Raporun yayınlandığı tarih itibariyle İzmir 2 Nolu T Tipi Hapishanesi’nde 5 Kovid-19 vakasının bulunduğunu aktaran İncin, tutukluların belirti göstermesine rağmen durumları ağırlaşana kadar test yapılmadığını kaydetti. Yaşam hakkının kutsal olduğunun altını çizen İncin, “Anayasal hak olan dilekçe verme, mektup gönderme ve faks ile haberleşme hakları hapishanelerde tamamen idarenin keyfiyetine kalmış durumdadır.
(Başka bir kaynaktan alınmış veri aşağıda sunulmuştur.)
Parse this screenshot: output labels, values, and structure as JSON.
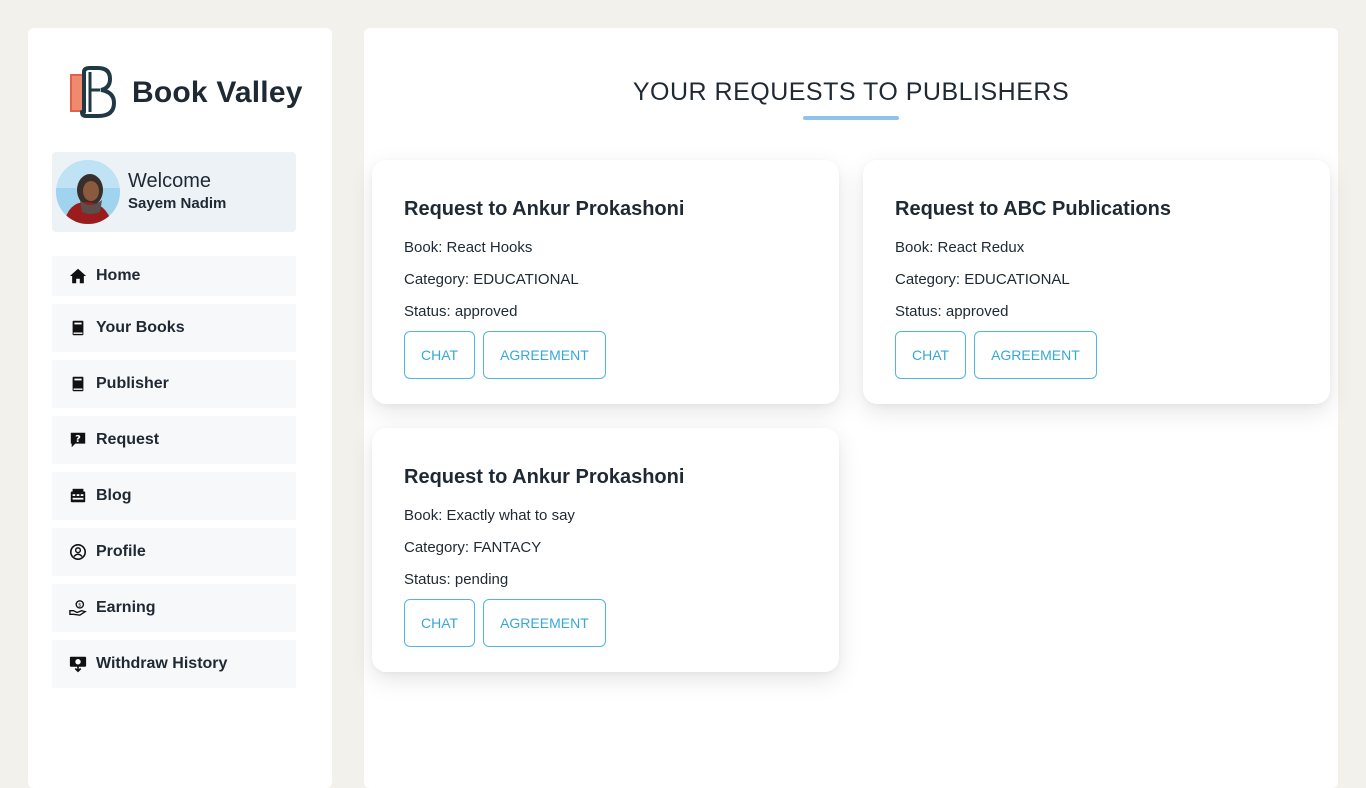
{
  "brand": {
    "name": "Book Valley",
    "logo_icon": "book-valley-logo"
  },
  "welcome": {
    "title": "Welcome",
    "user": "Sayem Nadim"
  },
  "nav": {
    "items": [
      {
        "label": "Home",
        "icon": "home-icon"
      },
      {
        "label": "Your Books",
        "icon": "book-icon"
      },
      {
        "label": "Publisher",
        "icon": "book-icon"
      },
      {
        "label": "Request",
        "icon": "question-message-icon"
      },
      {
        "label": "Blog",
        "icon": "blog-icon"
      },
      {
        "label": "Profile",
        "icon": "user-circle-icon"
      },
      {
        "label": "Earning",
        "icon": "earning-hand-icon"
      },
      {
        "label": "Withdraw History",
        "icon": "withdraw-icon"
      }
    ]
  },
  "page": {
    "title": "YOUR REQUESTS TO PUBLISHERS"
  },
  "requests": [
    {
      "title": "Request to Ankur Prokashoni",
      "book": "Book: React Hooks",
      "category": "Category: EDUCATIONAL",
      "status": "Status: approved",
      "chat_label": "CHAT",
      "agreement_label": "AGREEMENT"
    },
    {
      "title": "Request to ABC Publications",
      "book": "Book: React Redux",
      "category": "Category: EDUCATIONAL",
      "status": "Status: approved",
      "chat_label": "CHAT",
      "agreement_label": "AGREEMENT"
    },
    {
      "title": "Request to Ankur Prokashoni",
      "book": "Book: Exactly what to say",
      "category": "Category: FANTACY",
      "status": "Status: pending",
      "chat_label": "CHAT",
      "agreement_label": "AGREEMENT"
    }
  ],
  "colors": {
    "background": "#f2f1ec",
    "accent": "#35a8d8",
    "underline": "#90c2f0"
  }
}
Mahpusların Adalet Bakanlığına, kurumlara, sivil toplum örgütlerine, derneğimize, aile ve yakınlarına, ve hatta kendi dosyaları ile ilgili mahkemelere göndermek istedikleri dilekçeler engellenmekte, işleme alınmamakta, alınsa dahi gönderilmemektedir” diye belirtti.
 
Son süreçte cezaevlerinde ortak alan faaliyetlerinin engellendiğini dile getiren İncin, tespit ettikleri hak ihlallerine göre en az 20 tutuklunun tedavi hakkını engellendiğini, sürgün, infaz yakma, temel ihtiyaçların verilmemesi gibi toplam 147 hak ihlalinin yaşandığını aktardı. İncin aktardığı hak ihlallerinin detayları şöyle: 
 
* Kitap engeli: 12
 
* Süreli yayın engeli: 6
 
* Baskı ve tecrit: 4
 
* Tedaviye ulaşım engeli: 20
 
* Sürgün: 1
 
* Kovid-19’u pozitif çıkan mahpus: 4
 
* Temel ihtiyaçların verilmemesi: 8
 
* İnfaz yakma: 7
 
* Yeni Yaşam gazetesinin verilmemesi: 5
 
* Koğuş kapasitesinin üstünde kalım: 8
 
* Sosyal faaliyet engeli: 17
 
* Hijyene ulaştırmama: 11
 
* Hasta mahpus: 7
 
* Bağımsız koğuş dayatması: 1
 
* Psikolojik-fiziksel taciz: 2
 
* Dilekçe ve evraklara el konulması: 6
 
* Can güvenliği sorunu: 4
 
* Şiddet: 2
 
* Ötekileştirme: 3
 
* Eşyaların geç verilmesi: 3
 
* Açık görüş engeli: 3
 
* Keyfi disiplin cezası: 6
 
* Temel ihtiyaçlara el konulması: 5
 
* Haberleşme engeli: 2
 
'TECRİT UYGULAMALARINA SON VERİLMELİ'
 
İncin, hak ihlallerine karşı talepleri ise şu şekilde sıraladı:
 
 “* Türkiye hapishanelerdeki tecrit uygulanmalarına bir an önce son verilmeli.
 
* Başvuru ve şikâyetlerin herhangi bir kısıtlama olmaksızın ve derhal gerekli mercilere ulaştırılması sağlanmalı.
 
* Mahpusların aile ve dış dünya ile temas hakkı engellenmemelidir.
 
* Anadilde görüşme, yazışma ve savunma hakları yasal güvence altına alınmalı, keyfi engellemeler kaldırılmalı.
 
* Mekan ve üst aramaları insan onuruna aykırı olmayacak şekilde ve Pandemi sürecinde hijyenik koşullar yaratılması koşuluyla olmalıdır.
 
* Mahpuslarla ilgili olarak “ayrımcılık yasağına” aykırı düzenleme ve uygulamalardan vazgeçilmelidir.
 
* İmralı Yüksek Güvenlikli F Tipi Kapalı Cezaevi’nde tutulan mahpuslar ve tüm hapishanelerdeki mahpuslar üzerindeki tecrit uygulamasına derhal son verilmelidir.”